On April 20, College President Jonathan Palmer officially announced the launch of two new programs: the Principia College Leadership Institute and the Euphrates Center for Middle East Understanding.

The Leadership Institute’s main purpose, as described by Palmer in his formal announcement e-mail, is “to identify and develop student leaders through specialized training and experiential learning that will give them the skills to lead on campus and throughout their lives.” The Euphrates Center, as Palmer wrote, “is dedicated to improving relations between the Middle East and the West by expanding individual awareness, inspiring action, and promoting peace,” and “will create a forum through which Principians can address Middle East questions from a Christian Science perspective.”

These programs have raised concern among some faculty members. The most significant concern seems to be an apparent lack of communication between Palmer and the faculty regarding the programs’ launch, among other decisions. Religion professor Mike Hamilton, the Faculty Senate President, noted, “The faculty would have felt better if conversations between themselves and Dr. Palmer could have taken place prior to this announcement being made as fact.”
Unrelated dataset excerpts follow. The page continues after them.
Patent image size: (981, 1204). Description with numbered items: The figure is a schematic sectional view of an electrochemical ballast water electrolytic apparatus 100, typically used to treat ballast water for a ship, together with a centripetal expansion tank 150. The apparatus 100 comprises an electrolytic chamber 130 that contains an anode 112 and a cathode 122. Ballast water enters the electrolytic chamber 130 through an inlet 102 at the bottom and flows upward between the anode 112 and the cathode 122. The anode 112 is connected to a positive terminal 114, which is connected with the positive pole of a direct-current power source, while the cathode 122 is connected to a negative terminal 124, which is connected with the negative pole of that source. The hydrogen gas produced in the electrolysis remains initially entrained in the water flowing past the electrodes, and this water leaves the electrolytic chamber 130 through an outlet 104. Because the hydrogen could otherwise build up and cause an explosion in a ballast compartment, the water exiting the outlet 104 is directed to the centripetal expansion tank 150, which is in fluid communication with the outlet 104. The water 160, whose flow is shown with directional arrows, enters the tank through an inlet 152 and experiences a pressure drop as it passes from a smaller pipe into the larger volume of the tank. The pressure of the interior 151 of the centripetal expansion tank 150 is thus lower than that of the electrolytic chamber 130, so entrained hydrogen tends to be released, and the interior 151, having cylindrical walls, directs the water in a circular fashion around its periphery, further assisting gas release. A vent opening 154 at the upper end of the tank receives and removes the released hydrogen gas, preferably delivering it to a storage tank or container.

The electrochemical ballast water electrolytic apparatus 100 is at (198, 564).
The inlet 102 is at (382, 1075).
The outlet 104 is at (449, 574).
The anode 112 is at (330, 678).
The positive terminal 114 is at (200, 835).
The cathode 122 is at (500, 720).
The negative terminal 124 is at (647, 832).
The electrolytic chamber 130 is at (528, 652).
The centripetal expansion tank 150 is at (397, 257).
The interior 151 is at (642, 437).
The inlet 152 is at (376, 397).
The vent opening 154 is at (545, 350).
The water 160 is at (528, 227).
Some faculty expressed doubt that even the deans were aware of the details of the announcement until it was made public. Writing Center Director Lynn Horth explained, “Because there is no faculty input on these programs, this means that Dr. Palmer and his cabinet are clearly discussing ideas for Principia as a whole without any kind of faculty representation.”

When asked whose approval was necessary before green-lighting these new programs, Palmer indicated that he didn’t need any and went ahead with the plans on his own accord, though he was advised by several consultants. Janessa Gans, former visiting professor and founder of the Euphrates Institute, will provide oversight for the Principia Euphrates Center for Middle East Understanding. David Wold, who is Palmer’s cousin, has been selected to help launch the Leadership Institute. He possesses a Master’s degree in Management and Leadership and has more than twenty years of business-management experience. Palmer added that he informed the Trustees of his decision prior to its announcement but that even their approval wasn’t necessary.
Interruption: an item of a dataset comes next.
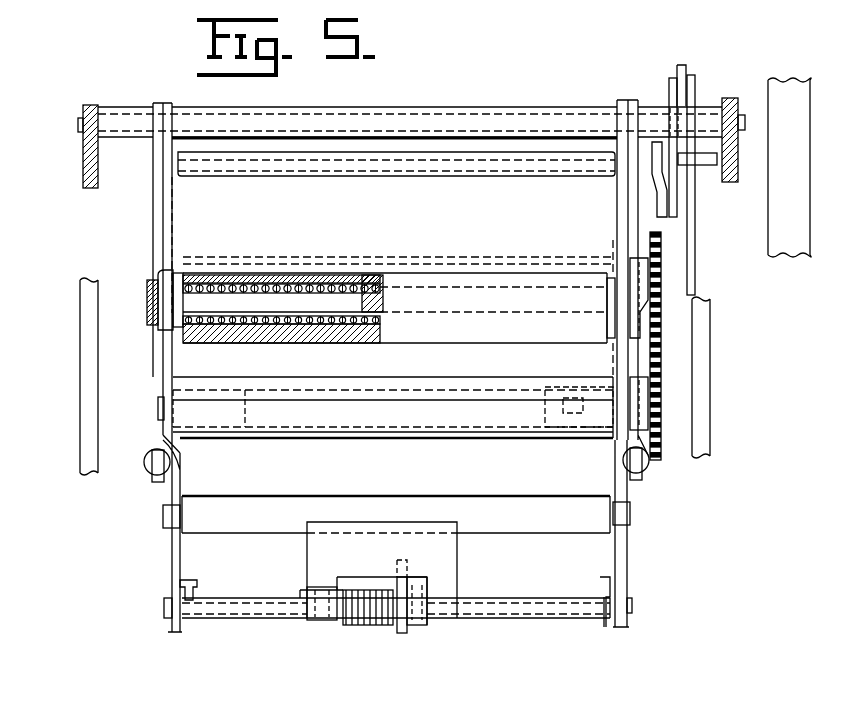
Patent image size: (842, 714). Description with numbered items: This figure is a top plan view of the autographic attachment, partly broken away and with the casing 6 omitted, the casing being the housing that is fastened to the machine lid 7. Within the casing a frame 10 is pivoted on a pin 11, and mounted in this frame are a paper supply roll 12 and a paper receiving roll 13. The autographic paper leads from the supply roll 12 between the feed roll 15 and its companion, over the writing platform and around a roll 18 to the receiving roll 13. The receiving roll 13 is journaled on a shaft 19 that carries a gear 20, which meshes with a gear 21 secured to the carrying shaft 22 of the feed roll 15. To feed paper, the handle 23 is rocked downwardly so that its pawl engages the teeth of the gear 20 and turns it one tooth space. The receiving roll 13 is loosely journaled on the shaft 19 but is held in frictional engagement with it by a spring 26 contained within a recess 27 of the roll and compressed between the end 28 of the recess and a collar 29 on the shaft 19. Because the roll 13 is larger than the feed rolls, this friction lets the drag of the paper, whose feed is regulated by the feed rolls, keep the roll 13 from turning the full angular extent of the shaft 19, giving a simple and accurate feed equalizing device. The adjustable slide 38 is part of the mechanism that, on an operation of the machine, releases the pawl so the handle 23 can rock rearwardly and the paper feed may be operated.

As for the faculty, he explained that there was no reason to involve them in this process because these two programs, while admittedly still only in their developmental phases, are being considered “largely co-curricular” – related to, but separate from, the main curriculum. Some faculty expressed doubt that these new programs could realistically remain outside the scope of curriculum and disagreed with Palmer’s decision to exclude them from the planning process.

Among these faculty members was Political Science professor Julie Blase, the Chair of College Curriculum Committee. “Knowing the kinds of activities that students want credit for, I’d like to know more about what these programs will offer in terms of academics,” said Blase. She added, “If there is absolutely no curricular impact, I’m curious how these institutes are expected to contribute to Prin’s goal of academic excellence.”
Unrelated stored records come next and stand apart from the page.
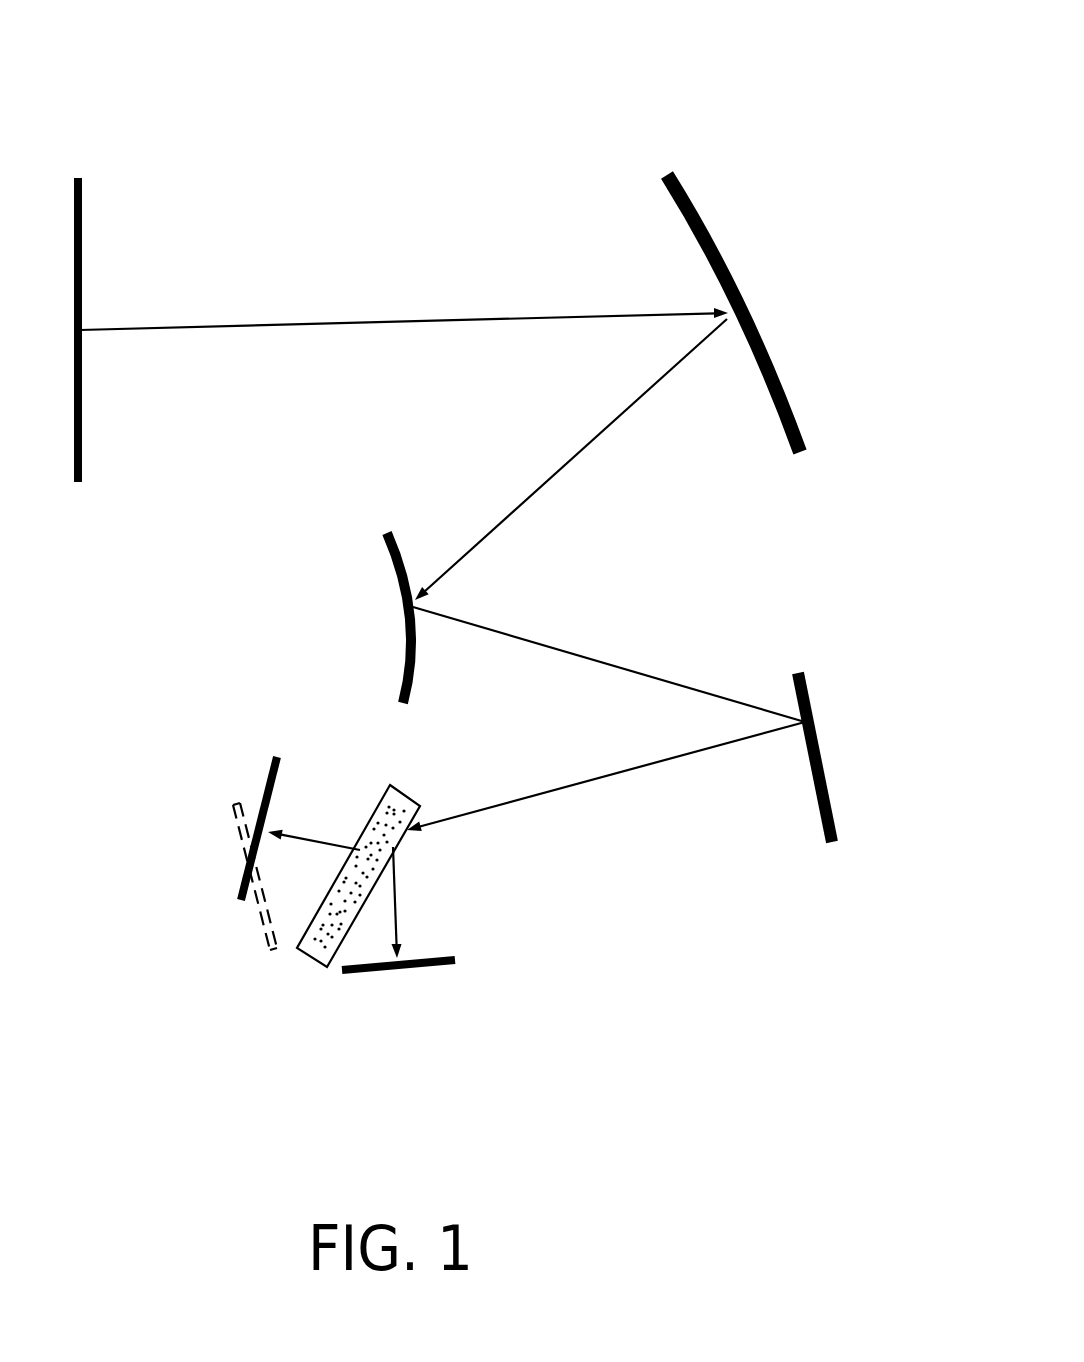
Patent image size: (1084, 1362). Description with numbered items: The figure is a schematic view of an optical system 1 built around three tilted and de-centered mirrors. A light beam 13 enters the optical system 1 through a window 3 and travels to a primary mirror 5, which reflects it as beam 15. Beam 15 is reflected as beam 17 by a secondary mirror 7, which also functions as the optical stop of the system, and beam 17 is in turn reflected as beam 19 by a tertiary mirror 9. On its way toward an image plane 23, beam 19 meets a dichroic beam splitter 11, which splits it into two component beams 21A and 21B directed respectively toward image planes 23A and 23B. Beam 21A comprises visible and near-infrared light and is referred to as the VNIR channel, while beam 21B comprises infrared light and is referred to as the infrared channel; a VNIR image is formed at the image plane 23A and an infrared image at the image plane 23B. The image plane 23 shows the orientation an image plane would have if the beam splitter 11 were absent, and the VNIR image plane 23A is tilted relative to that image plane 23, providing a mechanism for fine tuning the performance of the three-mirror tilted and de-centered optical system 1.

The optical system 1 is at (802, 75).
The window 3 is at (78, 176).
The primary mirror 5 is at (758, 320).
The secondary mirror 7 is at (385, 553).
The tertiary mirror 9 is at (832, 797).
The dichroic beam splitter 11 is at (300, 938).
The light beam 13 is at (322, 322).
The beam 15 is at (570, 458).
The beam 17 is at (618, 662).
The beam 19 is at (690, 755).
The component beam 21A is at (308, 837).
The component beam 21B is at (395, 898).
The image plane 23 is at (233, 823).
The image plane 23A is at (280, 768).
The image plane 23B is at (430, 965).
Another concern among faculty is the source of the programs’ funding, especially in the face of campus-wide budget cuts. The faculty feel they do not know the answer to this and many other questions. Horth remarked, “Because the Curriculum Committee wasn’t involved, we’re feeling very in the dark.” Palmer said that both the Leadership Institute and the Euphrates Center are likely to be self-funded once well-established. He continued that initial startup costs within the first year and a half would come directly from the Chief Executive Innovation Fund. The Chief Executive Innovation Fund is a discretionary fund established for just these types of ventures, and is not allocated for campus departments.
Most faculty seem confident that these programs will do what they intend and will bless all involved. Their concerns, then, are the process by which the programs were created and the question of how they fit into Principia’s educational mission. As Blase conveyed, “The goal of the College Curriculum Committee these past two years has been to create transparent processes and standards and the levels of collaboration between faculty has been a beautiful thing to see. To not be consulted on such big-picture ideas for Prin seems contradictory to what the faculty and academic staff are working to accomplish.”